- Developer: Intrepid Computer Entertainment
- Publisher: Microsoft Game Studios
- Platform: Xbox
- Release: Cancelled
- Genre: Action-adventure
- Mode: Single-player

= BC (video game) =

B.C. was an action-adventure video game in development by Intrepid Computer Entertainment, a satellite of Lionhead Studios, which was to be published by Microsoft Game Studios for the Xbox. It was cancelled in 2004 for unknown reasons. The player controls a tribe who has to evolve and migrate to become the best species in the game. Tribe members can be of different classes and each can level up different ways to evolve. The main enemies in the game are an ape-like creature called the "simians"; however, the world is also inhabited with many types of dinosaurs as well as other creatures, including the dodo.

==Features==

The player is attacking a crocodile.

- Brutal prehistoric combat: Players experience savage battles in an uncivilized, merciless era. Heads and limbs get torn off, and pools of blood congeal after brutal conflicts in a violent, dangerous world—where only the strong survive.
- The world as a weapon: Gamers will discover and create a multitude of deadly weapons, using naturally occurring materials. Enemies can be poisoned with native plants. An avalanche can be triggered to kill predatory opponents. Interactive environments allow for multiple solutions. Any object can be picked up or used as a tool or weapon, and wild animals have the potential to be predator or prey.
- A massive prehistoric world: Players must lead their tribe through the nascent earth's deadly, but beautiful environments. From ancient rainforests to underwater settings, from scathing desert heat to fierce mountain blizzards, gamers must weather the elements.
- Deadly adversaries: The tribe becomes the hunted when deadly creatures, ranging from saber-toothed tigers to velociraptors, stalk tribe members for food or viciously defend their young when they perceive danger.
- Evolution or extinction: Players could choose which type of people to be included in their tribe. Some examples included: hunters, mystics, and fighters. Each type benefits the tribe in its own specific way.

Early images at E3 showed extreme clarity and self shading but early reviews called the artificial intelligence the most impressive game aspect. According to GameSpot.com's information on BC, the game would have had a foodchain, like Peter Jackson's King Kong: The Official Game of the Movie, in which each part would have been subject to being eaten by something higher on the foodchain. In addition, the dinosaurs and other creatures would have been intelligent, interacting with each other, thus acting independently of the player. It would have been possible to affect the game world as a whole, leading some people to comment on the driving of certain species to extinction. Other activities would have included capturing and training certain animals to use against tribal enemies.

As part of the exaggeration, in addition to anachronisms in the dinosaur age, BC would have featured dinosaurs as being larger than they really were. In one preview, Peter Molyneux was quoted as saying that the Rex seen in screenshots was a child, a third the size of its parent. The game was also planned to be very bloody. GameSpot quoted Molyneux as saying that the dinosaurs will spill "swimming pools full of blood" when killed.

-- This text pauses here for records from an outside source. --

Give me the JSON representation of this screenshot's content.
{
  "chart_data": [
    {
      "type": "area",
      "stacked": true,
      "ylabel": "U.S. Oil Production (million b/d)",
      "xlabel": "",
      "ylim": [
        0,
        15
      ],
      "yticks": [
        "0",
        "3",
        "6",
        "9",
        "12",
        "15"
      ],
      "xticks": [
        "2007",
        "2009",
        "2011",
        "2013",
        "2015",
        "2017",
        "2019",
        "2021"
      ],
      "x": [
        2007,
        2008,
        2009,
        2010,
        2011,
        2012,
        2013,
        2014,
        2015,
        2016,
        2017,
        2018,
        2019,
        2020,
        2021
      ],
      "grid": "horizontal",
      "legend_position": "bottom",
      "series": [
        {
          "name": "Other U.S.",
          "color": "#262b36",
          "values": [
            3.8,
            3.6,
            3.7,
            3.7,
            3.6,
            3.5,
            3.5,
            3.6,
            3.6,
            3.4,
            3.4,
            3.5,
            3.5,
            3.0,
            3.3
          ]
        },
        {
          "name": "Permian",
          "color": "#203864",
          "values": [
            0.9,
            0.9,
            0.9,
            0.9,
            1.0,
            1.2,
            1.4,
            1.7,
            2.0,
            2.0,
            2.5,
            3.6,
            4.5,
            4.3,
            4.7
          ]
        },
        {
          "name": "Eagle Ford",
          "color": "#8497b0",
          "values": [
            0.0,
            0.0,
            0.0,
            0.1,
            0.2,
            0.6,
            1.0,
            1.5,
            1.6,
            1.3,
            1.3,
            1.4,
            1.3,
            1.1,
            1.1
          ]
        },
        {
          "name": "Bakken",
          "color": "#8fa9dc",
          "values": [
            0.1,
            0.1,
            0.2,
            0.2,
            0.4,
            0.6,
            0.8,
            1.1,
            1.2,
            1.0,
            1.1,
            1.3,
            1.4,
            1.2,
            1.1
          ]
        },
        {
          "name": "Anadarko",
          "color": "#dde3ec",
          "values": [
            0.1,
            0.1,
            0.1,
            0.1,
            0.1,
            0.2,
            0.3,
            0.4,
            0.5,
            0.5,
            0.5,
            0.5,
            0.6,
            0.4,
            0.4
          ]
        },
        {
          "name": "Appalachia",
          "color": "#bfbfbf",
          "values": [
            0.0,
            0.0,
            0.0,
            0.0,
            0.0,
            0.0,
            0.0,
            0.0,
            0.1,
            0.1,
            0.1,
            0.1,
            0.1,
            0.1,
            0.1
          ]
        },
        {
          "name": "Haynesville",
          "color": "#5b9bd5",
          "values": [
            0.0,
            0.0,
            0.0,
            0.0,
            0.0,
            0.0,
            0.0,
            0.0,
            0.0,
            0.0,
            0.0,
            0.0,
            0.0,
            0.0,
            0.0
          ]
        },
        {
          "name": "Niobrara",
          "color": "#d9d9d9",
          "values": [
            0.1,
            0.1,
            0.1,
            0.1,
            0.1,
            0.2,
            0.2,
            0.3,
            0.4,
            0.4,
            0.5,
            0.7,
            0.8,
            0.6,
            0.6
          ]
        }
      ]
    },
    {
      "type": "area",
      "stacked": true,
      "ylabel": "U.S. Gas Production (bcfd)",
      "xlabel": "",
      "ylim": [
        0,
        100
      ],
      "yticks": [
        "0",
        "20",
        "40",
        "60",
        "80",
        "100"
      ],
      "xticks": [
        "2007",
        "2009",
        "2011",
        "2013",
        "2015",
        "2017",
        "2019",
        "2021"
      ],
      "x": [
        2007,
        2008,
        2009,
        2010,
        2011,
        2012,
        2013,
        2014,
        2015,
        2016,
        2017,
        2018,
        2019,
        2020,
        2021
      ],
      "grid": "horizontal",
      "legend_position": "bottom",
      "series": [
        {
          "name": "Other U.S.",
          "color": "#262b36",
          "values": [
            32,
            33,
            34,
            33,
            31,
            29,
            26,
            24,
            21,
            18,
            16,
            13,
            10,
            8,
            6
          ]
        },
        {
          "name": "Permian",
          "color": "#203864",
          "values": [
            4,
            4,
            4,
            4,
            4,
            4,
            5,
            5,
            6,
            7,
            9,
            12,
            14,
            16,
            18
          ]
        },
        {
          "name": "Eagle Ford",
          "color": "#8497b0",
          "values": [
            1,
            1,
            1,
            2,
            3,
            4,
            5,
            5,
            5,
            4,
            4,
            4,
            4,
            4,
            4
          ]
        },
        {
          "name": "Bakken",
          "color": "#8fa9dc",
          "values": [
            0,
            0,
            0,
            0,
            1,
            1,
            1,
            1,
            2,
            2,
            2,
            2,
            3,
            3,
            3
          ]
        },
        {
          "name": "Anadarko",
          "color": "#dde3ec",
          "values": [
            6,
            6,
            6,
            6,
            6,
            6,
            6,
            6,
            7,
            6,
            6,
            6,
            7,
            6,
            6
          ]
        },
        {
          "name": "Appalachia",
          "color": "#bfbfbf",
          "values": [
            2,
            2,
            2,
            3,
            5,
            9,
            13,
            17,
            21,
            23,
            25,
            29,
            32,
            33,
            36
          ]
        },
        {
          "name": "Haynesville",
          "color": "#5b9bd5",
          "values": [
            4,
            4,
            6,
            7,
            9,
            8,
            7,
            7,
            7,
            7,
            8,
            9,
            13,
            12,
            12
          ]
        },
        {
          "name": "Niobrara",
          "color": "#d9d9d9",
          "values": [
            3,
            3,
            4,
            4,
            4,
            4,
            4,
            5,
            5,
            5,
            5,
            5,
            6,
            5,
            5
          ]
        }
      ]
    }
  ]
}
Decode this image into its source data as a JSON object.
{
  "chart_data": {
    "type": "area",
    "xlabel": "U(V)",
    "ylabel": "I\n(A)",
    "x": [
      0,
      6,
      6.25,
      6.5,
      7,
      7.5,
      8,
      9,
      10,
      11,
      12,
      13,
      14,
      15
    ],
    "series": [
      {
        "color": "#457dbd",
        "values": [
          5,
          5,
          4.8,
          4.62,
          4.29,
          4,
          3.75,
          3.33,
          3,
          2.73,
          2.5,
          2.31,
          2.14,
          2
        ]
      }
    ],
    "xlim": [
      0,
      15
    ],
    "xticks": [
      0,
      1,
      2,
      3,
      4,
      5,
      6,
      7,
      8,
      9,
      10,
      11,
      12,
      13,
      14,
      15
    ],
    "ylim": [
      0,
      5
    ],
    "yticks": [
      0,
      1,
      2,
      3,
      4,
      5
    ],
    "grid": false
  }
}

According to a source, about twenty creatures were planned for the game.

==Gameplay==
B.C. is an action-adventure game where the user controls a tribe during the early evolution era. The main goal in B.C. is to raise the tribe to become a threat and over-power the other species. In order to accomplish this, the user must populate six levels with different people from the tribe. Two types of tribe members are hunters and a chemist. Once a level is populated enough, the user takes five of their best tribe members to the next level to try to populate that area. After populating three levels, the user comes in contact with apes that are on the same evolutionary stage as the tribe members. These apes, called "Simians", do not like the tribe and attempt to kill them.

==Marketing==
The first trailer was released on 2 February 2004.

==Music==
According to an FAQ with IGN.com, each of B.C.s levels had its own music which would relate with the level's atmosphere.

==Cancellation==
Even while the game was still in production, Molyneux said that he was unsure when he could release it due to "the ambitious nature of the gameplay and the high standards the people developing it are pushing for." According to one article, as of May 2002, "[the demo build] was roughly 50 percent complete". Its cancellation was announced in late 2004 with Molyneux saying, "The decision to suspend work on any games project is always a very difficult one, particularly when it is a title with the potential of BC."